Given that he first started blowing harp at age 10 and has been a professional musician since his late teens, it’s no stretch to say that Mischo has seen a lot of water pass under the bridge over the years. But at the end of the day, no matter where he’s playing – or who he’s playing with – Mischo acknowledges his journey basically boils down to just one thing.

“It seems strange, just turning 55 now and realizing I’ve been doing this for so long and I still feel like a kid,” he laughed. “But it’s all about the music now. It used to be more about getting recognition and trying to climb the ladder and whatever. It used to be about a lot more than just the music, but now, it’s all about the spiritualization of playing good music and giving the soul a satisfying feeling of knowing its good. It’s all about the groove; all about the feel. It took a long time for me to realize that, but hey, man – it’s all about how the instrument sounds and how the groove feels. When you’ve got those two things in combination together, that’s all you need, man.”

While it’s by no means fun and enjoyable to grow old, the experience that comes with the ageing process can be a good thing, especially when it concerns the tough task of trying to make a living playing the blues.

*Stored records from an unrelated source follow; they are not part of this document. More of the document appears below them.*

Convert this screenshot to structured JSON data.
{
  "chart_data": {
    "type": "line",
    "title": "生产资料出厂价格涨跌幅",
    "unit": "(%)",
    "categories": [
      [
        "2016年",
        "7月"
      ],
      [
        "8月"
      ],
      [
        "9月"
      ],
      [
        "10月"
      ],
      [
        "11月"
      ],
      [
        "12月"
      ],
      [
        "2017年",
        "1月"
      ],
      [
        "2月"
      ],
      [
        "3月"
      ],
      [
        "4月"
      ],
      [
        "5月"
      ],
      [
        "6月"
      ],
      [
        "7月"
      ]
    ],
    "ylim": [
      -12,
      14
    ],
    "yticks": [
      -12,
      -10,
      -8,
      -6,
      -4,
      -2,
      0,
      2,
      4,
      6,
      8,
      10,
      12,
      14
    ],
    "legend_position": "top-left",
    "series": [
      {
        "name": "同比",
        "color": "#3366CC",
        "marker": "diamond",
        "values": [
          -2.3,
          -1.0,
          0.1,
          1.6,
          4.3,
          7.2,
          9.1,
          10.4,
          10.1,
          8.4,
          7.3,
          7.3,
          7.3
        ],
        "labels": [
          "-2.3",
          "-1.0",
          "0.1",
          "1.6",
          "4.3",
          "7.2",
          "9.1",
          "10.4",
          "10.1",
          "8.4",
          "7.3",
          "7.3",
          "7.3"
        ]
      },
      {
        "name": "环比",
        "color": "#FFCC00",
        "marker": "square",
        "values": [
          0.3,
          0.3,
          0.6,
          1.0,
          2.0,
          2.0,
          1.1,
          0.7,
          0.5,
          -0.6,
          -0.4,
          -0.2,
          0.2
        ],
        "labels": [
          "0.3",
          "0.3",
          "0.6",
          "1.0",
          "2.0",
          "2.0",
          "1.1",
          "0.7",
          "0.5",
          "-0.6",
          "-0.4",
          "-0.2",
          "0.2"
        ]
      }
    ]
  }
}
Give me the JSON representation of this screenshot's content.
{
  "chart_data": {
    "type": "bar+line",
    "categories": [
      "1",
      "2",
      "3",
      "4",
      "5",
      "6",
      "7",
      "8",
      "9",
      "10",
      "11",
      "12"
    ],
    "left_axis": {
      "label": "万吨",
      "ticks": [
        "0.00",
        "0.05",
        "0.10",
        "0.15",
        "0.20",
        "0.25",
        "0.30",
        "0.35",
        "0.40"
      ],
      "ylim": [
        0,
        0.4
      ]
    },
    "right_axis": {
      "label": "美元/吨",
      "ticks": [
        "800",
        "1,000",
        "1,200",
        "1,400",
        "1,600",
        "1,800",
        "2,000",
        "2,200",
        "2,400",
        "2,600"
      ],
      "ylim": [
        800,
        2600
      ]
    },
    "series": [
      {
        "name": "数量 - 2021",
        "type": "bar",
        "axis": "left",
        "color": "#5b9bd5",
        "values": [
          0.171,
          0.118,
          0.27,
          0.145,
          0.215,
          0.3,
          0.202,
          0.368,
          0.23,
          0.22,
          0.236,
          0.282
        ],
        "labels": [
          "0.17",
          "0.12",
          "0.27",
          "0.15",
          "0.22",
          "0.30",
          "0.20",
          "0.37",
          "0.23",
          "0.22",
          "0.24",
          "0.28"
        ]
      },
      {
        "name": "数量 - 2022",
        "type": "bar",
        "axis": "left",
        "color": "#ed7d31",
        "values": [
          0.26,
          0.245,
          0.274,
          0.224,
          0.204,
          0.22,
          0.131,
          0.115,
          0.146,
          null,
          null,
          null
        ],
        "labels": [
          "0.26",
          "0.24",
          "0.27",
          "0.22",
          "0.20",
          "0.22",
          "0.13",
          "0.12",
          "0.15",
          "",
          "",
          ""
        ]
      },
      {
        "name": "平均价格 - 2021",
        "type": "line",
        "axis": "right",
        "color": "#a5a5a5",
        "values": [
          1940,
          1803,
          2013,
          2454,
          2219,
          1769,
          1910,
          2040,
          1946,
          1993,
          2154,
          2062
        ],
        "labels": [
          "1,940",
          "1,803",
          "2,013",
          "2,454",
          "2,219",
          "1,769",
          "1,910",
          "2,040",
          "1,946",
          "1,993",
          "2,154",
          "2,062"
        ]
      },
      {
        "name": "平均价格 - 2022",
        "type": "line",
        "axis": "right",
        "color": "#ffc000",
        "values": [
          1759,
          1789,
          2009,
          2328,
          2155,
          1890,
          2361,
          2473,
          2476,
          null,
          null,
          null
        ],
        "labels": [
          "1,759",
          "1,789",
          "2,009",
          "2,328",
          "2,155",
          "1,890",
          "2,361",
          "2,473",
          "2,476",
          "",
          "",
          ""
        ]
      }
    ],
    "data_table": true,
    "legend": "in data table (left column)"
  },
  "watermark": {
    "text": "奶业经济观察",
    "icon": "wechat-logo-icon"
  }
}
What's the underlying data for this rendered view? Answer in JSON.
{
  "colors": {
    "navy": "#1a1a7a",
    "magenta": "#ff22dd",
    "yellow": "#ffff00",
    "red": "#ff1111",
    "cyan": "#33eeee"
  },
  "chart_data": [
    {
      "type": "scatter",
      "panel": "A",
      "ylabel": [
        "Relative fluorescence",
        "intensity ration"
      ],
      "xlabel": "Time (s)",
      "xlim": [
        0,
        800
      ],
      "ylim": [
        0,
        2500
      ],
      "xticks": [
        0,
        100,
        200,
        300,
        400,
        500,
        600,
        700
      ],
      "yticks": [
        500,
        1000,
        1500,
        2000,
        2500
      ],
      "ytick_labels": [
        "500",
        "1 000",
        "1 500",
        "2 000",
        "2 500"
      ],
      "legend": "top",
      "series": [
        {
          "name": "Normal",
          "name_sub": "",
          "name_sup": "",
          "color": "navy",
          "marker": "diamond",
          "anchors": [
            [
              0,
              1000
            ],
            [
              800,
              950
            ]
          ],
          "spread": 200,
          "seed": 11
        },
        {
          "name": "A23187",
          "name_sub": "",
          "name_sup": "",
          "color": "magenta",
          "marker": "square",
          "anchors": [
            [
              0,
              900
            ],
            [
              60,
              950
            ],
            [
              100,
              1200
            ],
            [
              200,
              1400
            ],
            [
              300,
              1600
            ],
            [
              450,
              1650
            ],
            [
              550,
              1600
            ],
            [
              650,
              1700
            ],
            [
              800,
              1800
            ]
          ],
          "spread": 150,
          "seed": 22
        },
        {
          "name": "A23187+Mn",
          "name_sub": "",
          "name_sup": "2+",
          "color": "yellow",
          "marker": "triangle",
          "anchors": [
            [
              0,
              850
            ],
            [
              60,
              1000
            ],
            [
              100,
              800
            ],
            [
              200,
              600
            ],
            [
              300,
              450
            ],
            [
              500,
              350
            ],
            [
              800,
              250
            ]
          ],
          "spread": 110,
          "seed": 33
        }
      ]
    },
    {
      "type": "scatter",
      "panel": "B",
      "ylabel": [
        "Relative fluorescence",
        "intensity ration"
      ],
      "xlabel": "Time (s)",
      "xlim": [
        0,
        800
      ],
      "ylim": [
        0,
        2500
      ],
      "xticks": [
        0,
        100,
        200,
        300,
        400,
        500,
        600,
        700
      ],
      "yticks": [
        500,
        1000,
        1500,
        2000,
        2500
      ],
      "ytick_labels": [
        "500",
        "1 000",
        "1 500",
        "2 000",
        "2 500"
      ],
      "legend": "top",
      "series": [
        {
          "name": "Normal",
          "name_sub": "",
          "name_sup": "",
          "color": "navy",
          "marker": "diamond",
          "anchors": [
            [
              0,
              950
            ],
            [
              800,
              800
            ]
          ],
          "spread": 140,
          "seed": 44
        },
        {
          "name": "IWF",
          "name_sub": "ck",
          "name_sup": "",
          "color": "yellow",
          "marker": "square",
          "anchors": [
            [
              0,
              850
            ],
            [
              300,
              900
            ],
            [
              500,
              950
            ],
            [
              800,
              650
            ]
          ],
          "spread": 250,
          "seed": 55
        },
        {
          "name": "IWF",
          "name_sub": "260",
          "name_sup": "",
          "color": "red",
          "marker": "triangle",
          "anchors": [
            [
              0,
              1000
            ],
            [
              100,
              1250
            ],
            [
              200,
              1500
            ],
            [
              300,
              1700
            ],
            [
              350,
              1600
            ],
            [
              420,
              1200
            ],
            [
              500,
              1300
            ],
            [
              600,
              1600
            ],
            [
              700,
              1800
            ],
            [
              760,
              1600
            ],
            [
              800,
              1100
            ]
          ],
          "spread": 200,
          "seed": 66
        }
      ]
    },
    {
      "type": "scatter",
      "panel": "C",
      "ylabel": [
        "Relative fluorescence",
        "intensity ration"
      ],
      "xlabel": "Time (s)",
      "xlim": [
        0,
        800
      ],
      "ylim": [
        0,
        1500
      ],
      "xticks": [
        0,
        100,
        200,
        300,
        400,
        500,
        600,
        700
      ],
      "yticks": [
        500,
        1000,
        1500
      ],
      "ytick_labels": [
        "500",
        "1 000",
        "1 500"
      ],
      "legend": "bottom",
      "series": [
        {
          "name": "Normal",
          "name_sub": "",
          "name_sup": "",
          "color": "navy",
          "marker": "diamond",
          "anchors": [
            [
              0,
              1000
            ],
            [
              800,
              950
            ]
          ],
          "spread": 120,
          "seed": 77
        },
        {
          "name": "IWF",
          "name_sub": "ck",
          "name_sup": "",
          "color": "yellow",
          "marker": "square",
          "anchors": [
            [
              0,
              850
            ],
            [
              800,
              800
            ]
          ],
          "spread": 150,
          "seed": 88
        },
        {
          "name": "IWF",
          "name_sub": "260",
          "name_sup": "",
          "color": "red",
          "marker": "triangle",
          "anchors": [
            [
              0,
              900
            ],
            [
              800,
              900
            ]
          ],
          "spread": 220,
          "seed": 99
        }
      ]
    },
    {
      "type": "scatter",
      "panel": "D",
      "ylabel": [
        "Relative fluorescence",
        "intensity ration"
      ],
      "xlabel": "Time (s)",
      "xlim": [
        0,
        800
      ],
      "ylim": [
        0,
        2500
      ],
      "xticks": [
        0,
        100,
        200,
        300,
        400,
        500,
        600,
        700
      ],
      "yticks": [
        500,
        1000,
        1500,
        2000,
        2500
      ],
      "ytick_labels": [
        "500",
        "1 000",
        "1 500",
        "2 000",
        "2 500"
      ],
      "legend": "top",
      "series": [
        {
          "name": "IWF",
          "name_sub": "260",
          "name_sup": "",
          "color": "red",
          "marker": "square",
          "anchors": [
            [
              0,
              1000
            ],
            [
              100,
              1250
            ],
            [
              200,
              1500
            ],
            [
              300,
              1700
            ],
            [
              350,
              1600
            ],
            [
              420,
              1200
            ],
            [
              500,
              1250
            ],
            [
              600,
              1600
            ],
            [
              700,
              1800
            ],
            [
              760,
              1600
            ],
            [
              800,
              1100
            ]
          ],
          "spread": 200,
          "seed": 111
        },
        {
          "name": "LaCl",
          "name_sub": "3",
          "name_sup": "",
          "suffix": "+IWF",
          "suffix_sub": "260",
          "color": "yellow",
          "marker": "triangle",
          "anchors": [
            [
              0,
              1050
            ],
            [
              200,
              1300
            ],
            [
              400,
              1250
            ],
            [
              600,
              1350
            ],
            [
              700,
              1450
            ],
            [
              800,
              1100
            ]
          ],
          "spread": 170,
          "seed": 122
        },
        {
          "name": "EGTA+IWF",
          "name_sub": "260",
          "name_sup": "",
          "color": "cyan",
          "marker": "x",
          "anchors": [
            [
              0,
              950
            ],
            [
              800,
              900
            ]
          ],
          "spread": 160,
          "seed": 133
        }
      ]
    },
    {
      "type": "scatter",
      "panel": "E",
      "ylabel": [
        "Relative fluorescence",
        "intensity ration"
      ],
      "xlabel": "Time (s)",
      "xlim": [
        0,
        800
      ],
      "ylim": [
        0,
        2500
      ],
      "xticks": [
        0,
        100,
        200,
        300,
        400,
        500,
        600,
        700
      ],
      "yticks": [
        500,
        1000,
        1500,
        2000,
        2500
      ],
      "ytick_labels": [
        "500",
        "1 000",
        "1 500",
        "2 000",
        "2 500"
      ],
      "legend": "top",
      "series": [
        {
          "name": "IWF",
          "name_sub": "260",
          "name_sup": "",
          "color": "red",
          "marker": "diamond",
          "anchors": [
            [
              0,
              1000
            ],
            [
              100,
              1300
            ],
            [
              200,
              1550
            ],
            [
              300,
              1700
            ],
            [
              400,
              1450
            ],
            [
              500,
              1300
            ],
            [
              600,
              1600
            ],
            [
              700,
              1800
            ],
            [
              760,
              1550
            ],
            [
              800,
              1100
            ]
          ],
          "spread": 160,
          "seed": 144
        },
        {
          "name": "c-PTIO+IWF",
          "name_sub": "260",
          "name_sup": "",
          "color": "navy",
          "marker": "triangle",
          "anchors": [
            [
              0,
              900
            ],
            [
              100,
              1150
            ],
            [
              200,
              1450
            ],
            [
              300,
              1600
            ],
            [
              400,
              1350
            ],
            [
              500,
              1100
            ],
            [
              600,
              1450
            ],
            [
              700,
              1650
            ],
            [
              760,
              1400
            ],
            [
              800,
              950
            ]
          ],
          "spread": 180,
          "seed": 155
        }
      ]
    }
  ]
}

“Ah, man, it’s always just been hard (playing music for a living). At this point, I do keep a pretty darn full calendar that is unsolicited, or that I don’t have to work really hard at filling,” he said. “So maybe it is getting easier for me, because whereas you’re a kid just starting out, you’re on the phone constantly calling every place you can think that might let you play, because nobody’s calling you. But these days, people are actually finding me.”

Even though the world of the blues seems to be on the verve of standing-room only, with new bands and new artists jumping onto the bandwagon at an alarming rate, Mischo doesn’t really dwell on all that and he’s not at all concerned with whether a lot of those newer artists should even be classified as blues musicians in the first place.

“I just try to do what I do and really not worry that much about what all is out there and what all is seeping in … I mean, you just hear so much negatively out of people about this guy not deserving that, or what-not,” he said. “I just try to avoid that whole thing, even if you do feel that way sometimes. Like David Bernstein said, ‘Get better, not bitter.’ That was a great line that he said. Get better and don’t even worry about what other people are doing.”